With their acquisition of Pirates ace (if that’s what he truly is) Gerrit Cole on Saturday, perhaps the Astros announced their intention to trade the long term for the best possible chance to win another World Series within the next two years. Here’s an excerpt of my brief breakdown of the trade:

Given the price the Astros ended up paying to acquire Cole, it’s easier to see why they wanted him so badly. Previous reports indicated that the Pirates would hold out for a higher class of prospect than this. What they actually got, in the end, was Joe Musgrove (an intriguing but no longer promising pitcher crowded out of the picture in Houston), Colin Moran (a corner infielder whose professional track record is mixed, and who was blocked in Houston), Michael Feliz (a hard-throwing righty who (picking it up yet?) had no apparent place in the deep Astros bullpen), and Jason Martin (a toolsy but flawed outfield prospect whom the team left unprotected in the Rule 5 Draft last month).
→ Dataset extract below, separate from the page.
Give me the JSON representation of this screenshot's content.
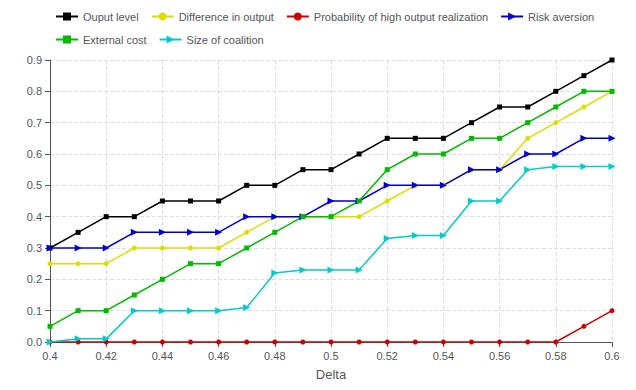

That’s a lot of quantity, but it’s conspicuous for the absence of bigger names, like Francis Martes, Forrest Whitley, Kyle Tucker, and Derek Fisher. This feels like a deal the Astros would have been very happy to make at any time, and one to which the Pirates eventually acceded because they were overeager to be rid of Cole and couldn’t extract the sexier targets in either the Houston or the Yankees system for which they had originally aimed.